According to Nelson, BDP is considering how the organization should reimagine its work to “meet the needs of people where they are,” whether it’s a return to in-person doula work or creating a text-based support line for students or community members seeking medical abortions.
Sporbert, who has worked with the organization since Curtis helped start it in 2016, said its longevity is a testament to BDP’s importance to the community. “Students have a short timeline at Williams — they’re here for four years,” she said. “The fact that BDP is still around since 2015 really speaks to the need of the service and the passion for students around it, especially given the national context.”
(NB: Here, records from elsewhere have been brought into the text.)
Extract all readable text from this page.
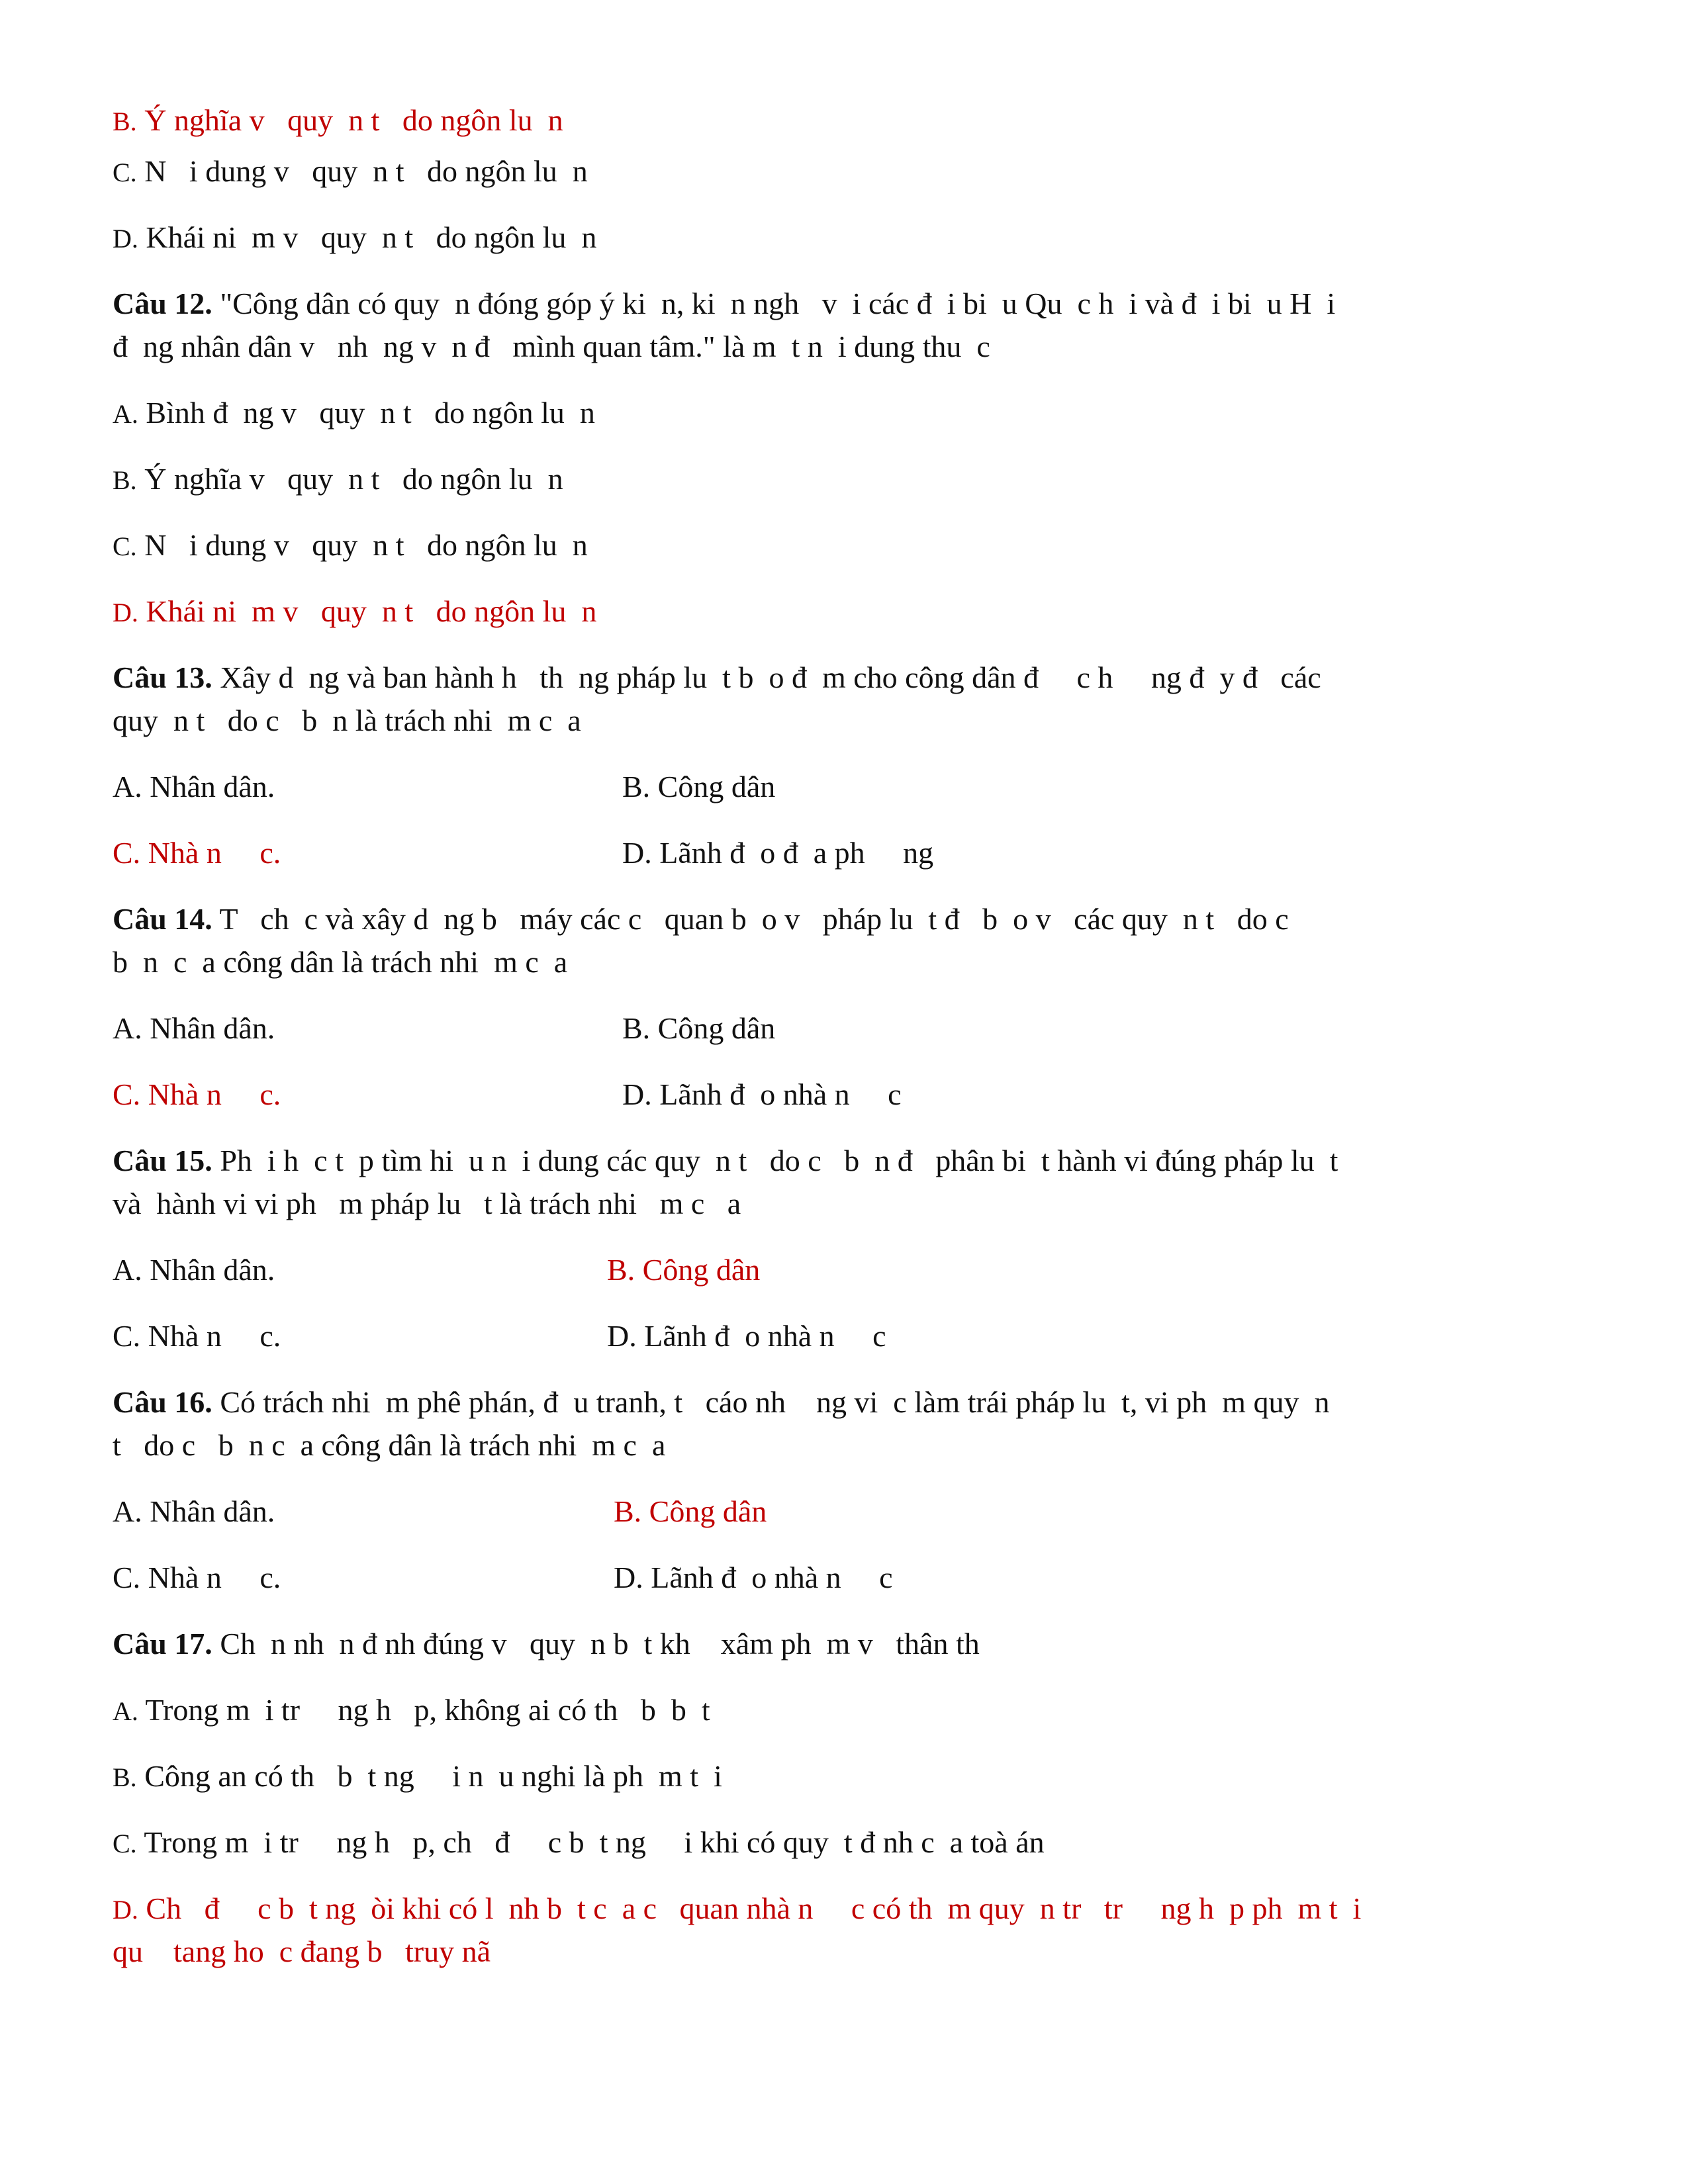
B. Ý nghĩa v   quy  n t   do ngôn lu  n
C. N   i dung v   quy  n t   do ngôn lu  n
D. Khái ni  m v   quy  n t   do ngôn lu  n
Câu 12. "Công dân có quy  n đóng góp ý ki  n, ki  n ngh   v  i các đ  i bi  u Qu  c h  i và đ  i bi  u H  i
đ  ng nhân dân v   nh  ng v  n đ   mình quan tâm." là m  t n  i dung thu  c
A. Bình đ  ng v   quy  n t   do ngôn lu  n
B. Ý nghĩa v   quy  n t   do ngôn lu  n
C. N   i dung v   quy  n t   do ngôn lu  n
D. Khái ni  m v   quy  n t   do ngôn lu  n
Câu 13. Xây d  ng và ban hành h   th  ng pháp lu  t b  o đ  m cho công dân đ     c h     ng đ  y đ   các
quy  n t   do c   b  n là trách nhi  m c  a
A. Nhân dân.	B. Công dân
C. Nhà n     c.	D. Lãnh đ  o đ  a ph     ng
Câu 14. T   ch  c và xây d  ng b   máy các c   quan b  o v   pháp lu  t đ   b  o v   các quy  n t   do c
b  n  c  a công dân là trách nhi  m c  a
A. Nhân dân.	B. Công dân
C. Nhà n     c.	D. Lãnh đ  o nhà n     c
Câu 15. Ph  i h  c t  p tìm hi  u n  i dung các quy  n t   do c   b  n đ   phân bi  t hành vi đúng pháp lu  t
và  hành vi vi ph   m pháp lu   t là trách nhi   m c   a
A. Nhân dân.	B. Công dân
C. Nhà n     c.	D. Lãnh đ  o nhà n     c
Câu 16. Có trách nhi  m phê phán, đ  u tranh, t   cáo nh    ng vi  c làm trái pháp lu  t, vi ph  m quy  n
t   do c   b  n c  a công dân là trách nhi  m c  a
A. Nhân dân.	B. Công dân
C. Nhà n     c.	D. Lãnh đ  o nhà n     c
Câu 17. Ch  n nh  n đ nh đúng v   quy  n b  t kh    xâm ph  m v   thân th
A. Trong m  i tr     ng h   p, không ai có th   b  b  t
B. Công an có th   b  t ng     i n  u nghi là ph  m t  i
C. Trong m  i tr     ng h   p, ch   đ     c b  t ng     i khi có quy  t đ nh c  a toà án
D. Ch   đ     c b  t ng  òi khi có l  nh b  t c  a c   quan nhà n     c có th  m quy  n tr   tr     ng h  p ph  m t  i
qu    tang ho  c đang b   truy nã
[Editor’s Note: This article was updated online on Thursday, Nov. 30, at 7:14 p.m. ET. A previous version of the article incorrectly stated that Dr. Joan Lister was “the only doctor who offered surgical abortion procedures in the county” at the time Elizabeth Curtis ’17 first connected with her. Dr. Lister was the only doctor accepting abortion patients without a referral from an established OB-GYN in the county at the time. The article has been updated for accuracy.]